# Blonde mallard?



## huntingbronco (Aug 16, 2009)

Shot duck this morning and I'm not sure exactly what it is? It looks just like a mallard but way lighter and with a tanish blue speculum. Still has an orange beak and orange feet. Is this a blonde mallard or some sort of domestic hybrid?


----------



## Big Skip (Sep 1, 2010)

Not sure....but it is purdy

Sent from my DROID RAZR using Ohub Campfire mobile app


----------



## Shiawassee_Kid (Nov 28, 2000)

leucistic mallard (blonde hen). basically just a lack of pigment...varies in degree of pigment lost...some more than others. shot one a few years back as well. cool birds.

https://www.google.com/search?q=leu...hBqHhygGX_YCgBA&ved=0CC4QsAQ&biw=1192&bih=630


----------



## killing&grillin (Oct 4, 2012)

Beautiful bird what ever it is

Sent from my Torque using Ohub Campfire mobile app


----------



## huntingbronco (Aug 16, 2009)

Thanks SK! How rare are they? Trying to decide if I should just take some pictures of it or if it should be put on the wall


----------



## Shiawassee_Kid (Nov 28, 2000)

huntingbronco said:


> Thanks SK! How rare are they? Trying to decide if I should just take some pictures of it or if it should be put on the wall


usually 1 or 2 posted here every year or so. very cool birds and make some cool mounts. if you get it mounted have your taxi give you recommendation as it may be loaded with pin feathers this early in the year.


----------



## lastflighttaxidermy (Jul 12, 2010)

I always wanted to mount one of those..... yeah very cool birds. Id put it on the wall.

Sent from my DROID4 using Ohub Campfire mobile app


----------



## Mike L (Sep 8, 2003)

Cool looking bird, if it was mine it would be on the wall.


----------



## 2001rotax800 (Jul 30, 2004)

I have pictures of 2 of them I saw this year. One behind my house, and one on the west side of the state. Very neat looking!!!!


----------



## Down River (Sep 10, 2009)

Awesome. I'm jealous. 


Posted using Outdoor Hub Campfire


----------



## criticalfailure (Aug 20, 2013)

I'll go with blonde hen, there was a pair one hen, one drake in frankenmuth last year. The Drake was probably one of coolest looking birds I've seen. Had good blue spec nice white neck ring and a dark brown head. Got to watch them all summer and fall and haven't seen it since. 
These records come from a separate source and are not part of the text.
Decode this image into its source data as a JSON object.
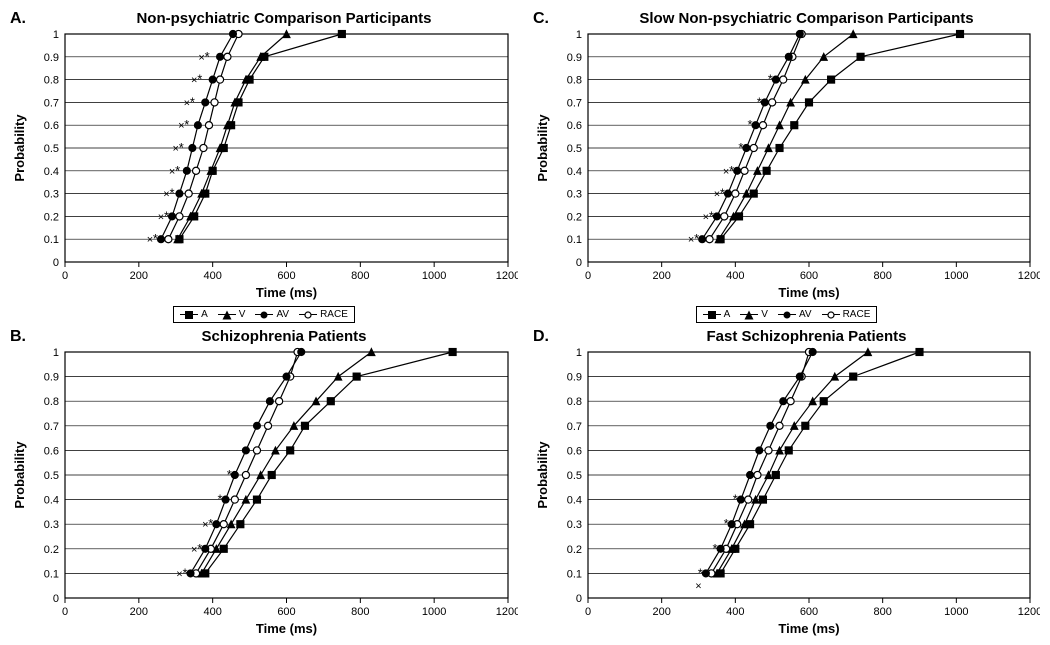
{
  "figure": {
    "background_color": "#ffffff",
    "text_color": "#000000",
    "grid_color": "#000000",
    "line_color": "#000000",
    "font_family": "Arial",
    "panel_letter_fontsize": 16,
    "title_fontsize": 15,
    "axis_label_fontsize": 13,
    "tick_fontsize": 11,
    "legend_fontsize": 10,
    "marker_size": 5,
    "line_width": 1.2,
    "xlim": [
      0,
      1200
    ],
    "ylim": [
      0,
      1.0
    ],
    "xticks": [
      0,
      200,
      400,
      600,
      800,
      1000,
      1200
    ],
    "yticks": [
      0,
      0.1,
      0.2,
      0.3,
      0.4,
      0.5,
      0.6,
      0.7,
      0.8,
      0.9,
      1.0
    ],
    "xlabel": "Time (ms)",
    "ylabel": "Probability",
    "legend": {
      "items": [
        {
          "label": "A",
          "marker": "filled-square"
        },
        {
          "label": "V",
          "marker": "filled-triangle"
        },
        {
          "label": "AV",
          "marker": "filled-circle"
        },
        {
          "label": "RACE",
          "marker": "open-circle"
        }
      ]
    },
    "panels": {
      "A": {
        "letter": "A.",
        "title": "Non-psychiatric Comparison Participants",
        "show_legend": true,
        "series": {
          "A": {
            "marker": "filled-square",
            "x": [
              310,
              350,
              380,
              400,
              430,
              450,
              470,
              500,
              540,
              750
            ],
            "y": [
              0.1,
              0.2,
              0.3,
              0.4,
              0.5,
              0.6,
              0.7,
              0.8,
              0.9,
              1.0
            ]
          },
          "V": {
            "marker": "filled-triangle",
            "x": [
              305,
              340,
              370,
              395,
              420,
              440,
              460,
              490,
              530,
              600
            ],
            "y": [
              0.1,
              0.2,
              0.3,
              0.4,
              0.5,
              0.6,
              0.7,
              0.8,
              0.9,
              1.0
            ]
          },
          "AV": {
            "marker": "filled-circle",
            "x": [
              260,
              290,
              310,
              330,
              345,
              360,
              380,
              400,
              420,
              455
            ],
            "y": [
              0.1,
              0.2,
              0.3,
              0.4,
              0.5,
              0.6,
              0.7,
              0.8,
              0.9,
              1.0
            ]
          },
          "RACE": {
            "marker": "open-circle",
            "x": [
              280,
              310,
              335,
              355,
              375,
              390,
              405,
              420,
              440,
              470
            ],
            "y": [
              0.1,
              0.2,
              0.3,
              0.4,
              0.5,
              0.6,
              0.7,
              0.8,
              0.9,
              1.0
            ]
          }
        },
        "sig_x": {
          "x": [
            230,
            260,
            275,
            290,
            300,
            315,
            330,
            350,
            370
          ],
          "y": [
            0.1,
            0.2,
            0.3,
            0.4,
            0.5,
            0.6,
            0.7,
            0.8,
            0.9
          ]
        },
        "sig_star": {
          "x": [
            245,
            275,
            290,
            305,
            315,
            330,
            345,
            365,
            385
          ],
          "y": [
            0.1,
            0.2,
            0.3,
            0.4,
            0.5,
            0.6,
            0.7,
            0.8,
            0.9
          ]
        }
      },
      "B": {
        "letter": "B.",
        "title": "Schizophrenia Patients",
        "show_legend": false,
        "series": {
          "A": {
            "marker": "filled-square",
            "x": [
              380,
              430,
              475,
              520,
              560,
              610,
              650,
              720,
              790,
              1050
            ],
            "y": [
              0.1,
              0.2,
              0.3,
              0.4,
              0.5,
              0.6,
              0.7,
              0.8,
              0.9,
              1.0
            ]
          },
          "V": {
            "marker": "filled-triangle",
            "x": [
              370,
              410,
              450,
              490,
              530,
              570,
              620,
              680,
              740,
              830
            ],
            "y": [
              0.1,
              0.2,
              0.3,
              0.4,
              0.5,
              0.6,
              0.7,
              0.8,
              0.9,
              1.0
            ]
          },
          "AV": {
            "marker": "filled-circle",
            "x": [
              340,
              380,
              410,
              435,
              460,
              490,
              520,
              555,
              600,
              640
            ],
            "y": [
              0.1,
              0.2,
              0.3,
              0.4,
              0.5,
              0.6,
              0.7,
              0.8,
              0.9,
              1.0
            ]
          },
          "RACE": {
            "marker": "open-circle",
            "x": [
              355,
              395,
              430,
              460,
              490,
              520,
              550,
              580,
              610,
              630
            ],
            "y": [
              0.1,
              0.2,
              0.3,
              0.4,
              0.5,
              0.6,
              0.7,
              0.8,
              0.9,
              1.0
            ]
          }
        },
        "sig_x": {
          "x": [
            310,
            350,
            380
          ],
          "y": [
            0.1,
            0.2,
            0.3
          ]
        },
        "sig_star": {
          "x": [
            325,
            365,
            395,
            420,
            445
          ],
          "y": [
            0.1,
            0.2,
            0.3,
            0.4,
            0.5
          ]
        }
      },
      "C": {
        "letter": "C.",
        "title": "Slow Non-psychiatric Comparison Participants",
        "show_legend": true,
        "series": {
          "A": {
            "marker": "filled-square",
            "x": [
              360,
              410,
              450,
              485,
              520,
              560,
              600,
              660,
              740,
              1010
            ],
            "y": [
              0.1,
              0.2,
              0.3,
              0.4,
              0.5,
              0.6,
              0.7,
              0.8,
              0.9,
              1.0
            ]
          },
          "V": {
            "marker": "filled-triangle",
            "x": [
              355,
              395,
              430,
              460,
              490,
              520,
              550,
              590,
              640,
              720
            ],
            "y": [
              0.1,
              0.2,
              0.3,
              0.4,
              0.5,
              0.6,
              0.7,
              0.8,
              0.9,
              1.0
            ]
          },
          "AV": {
            "marker": "filled-circle",
            "x": [
              310,
              350,
              380,
              405,
              430,
              455,
              480,
              510,
              545,
              575
            ],
            "y": [
              0.1,
              0.2,
              0.3,
              0.4,
              0.5,
              0.6,
              0.7,
              0.8,
              0.9,
              1.0
            ]
          },
          "RACE": {
            "marker": "open-circle",
            "x": [
              330,
              370,
              400,
              425,
              450,
              475,
              500,
              530,
              555,
              580
            ],
            "y": [
              0.1,
              0.2,
              0.3,
              0.4,
              0.5,
              0.6,
              0.7,
              0.8,
              0.9,
              1.0
            ]
          }
        },
        "sig_x": {
          "x": [
            280,
            320,
            350,
            375
          ],
          "y": [
            0.1,
            0.2,
            0.3,
            0.4
          ]
        },
        "sig_star": {
          "x": [
            295,
            335,
            365,
            390,
            415,
            440,
            465,
            495
          ],
          "y": [
            0.1,
            0.2,
            0.3,
            0.4,
            0.5,
            0.6,
            0.7,
            0.8
          ]
        }
      },
      "D": {
        "letter": "D.",
        "title": "Fast Schizophrenia Patients",
        "show_legend": false,
        "series": {
          "A": {
            "marker": "filled-square",
            "x": [
              360,
              400,
              440,
              475,
              510,
              545,
              590,
              640,
              720,
              900
            ],
            "y": [
              0.1,
              0.2,
              0.3,
              0.4,
              0.5,
              0.6,
              0.7,
              0.8,
              0.9,
              1.0
            ]
          },
          "V": {
            "marker": "filled-triangle",
            "x": [
              350,
              390,
              425,
              455,
              490,
              520,
              560,
              610,
              670,
              760
            ],
            "y": [
              0.1,
              0.2,
              0.3,
              0.4,
              0.5,
              0.6,
              0.7,
              0.8,
              0.9,
              1.0
            ]
          },
          "AV": {
            "marker": "filled-circle",
            "x": [
              320,
              360,
              390,
              415,
              440,
              465,
              495,
              530,
              575,
              610
            ],
            "y": [
              0.1,
              0.2,
              0.3,
              0.4,
              0.5,
              0.6,
              0.7,
              0.8,
              0.9,
              1.0
            ]
          },
          "RACE": {
            "marker": "open-circle",
            "x": [
              335,
              375,
              405,
              435,
              460,
              490,
              520,
              550,
              580,
              600
            ],
            "y": [
              0.1,
              0.2,
              0.3,
              0.4,
              0.5,
              0.6,
              0.7,
              0.8,
              0.9,
              1.0
            ]
          }
        },
        "sig_x": {
          "x": [
            300
          ],
          "y": [
            0.05
          ]
        },
        "sig_star": {
          "x": [
            305,
            345,
            375,
            400
          ],
          "y": [
            0.1,
            0.2,
            0.3,
            0.4
          ]
        }
      }
    }
  }
}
Posted using Outdoor Hub Campfire


----------



## slammer (Feb 21, 2006)

I got one that is quite light brown/blonde on the body, neck and head but the wings are 
More traditional brown/grey. She was beautiful. Looked a bit young or I would have put her on the wall.


----------



## mintgreenwalleyemachine (Jan 18, 2005)

Very cool! Here's a pic of the one we got last year.

"StinkFinger"


----------



## MontcalmCounty (Apr 1, 2013)

Mount it


----------



## greenheadsmacker (Aug 14, 2008)

MontcalmCounty said:


> Mount it


----------



## younggun7 (Nov 25, 2005)

That's sweet!


----------



## huntingbronco (Aug 16, 2009)

Here's a couple more pics comparing her to another hen...















Thanks for the input guys I'm leaning towards putting her on the wall now. Currently she is in the freezer!


----------



## michiganoutdoorsman (Dec 29, 2010)

huntingbronco said:


> Here's a couple more pics comparing her to another hen...
> 
> View attachment 47815
> View attachment 47816
> ...


Yeah I'd put that on the wall...


----------



## criticalfailure (Aug 20, 2013)

Looks like a blonde is still
Hanging out in Frankenmuth.


----------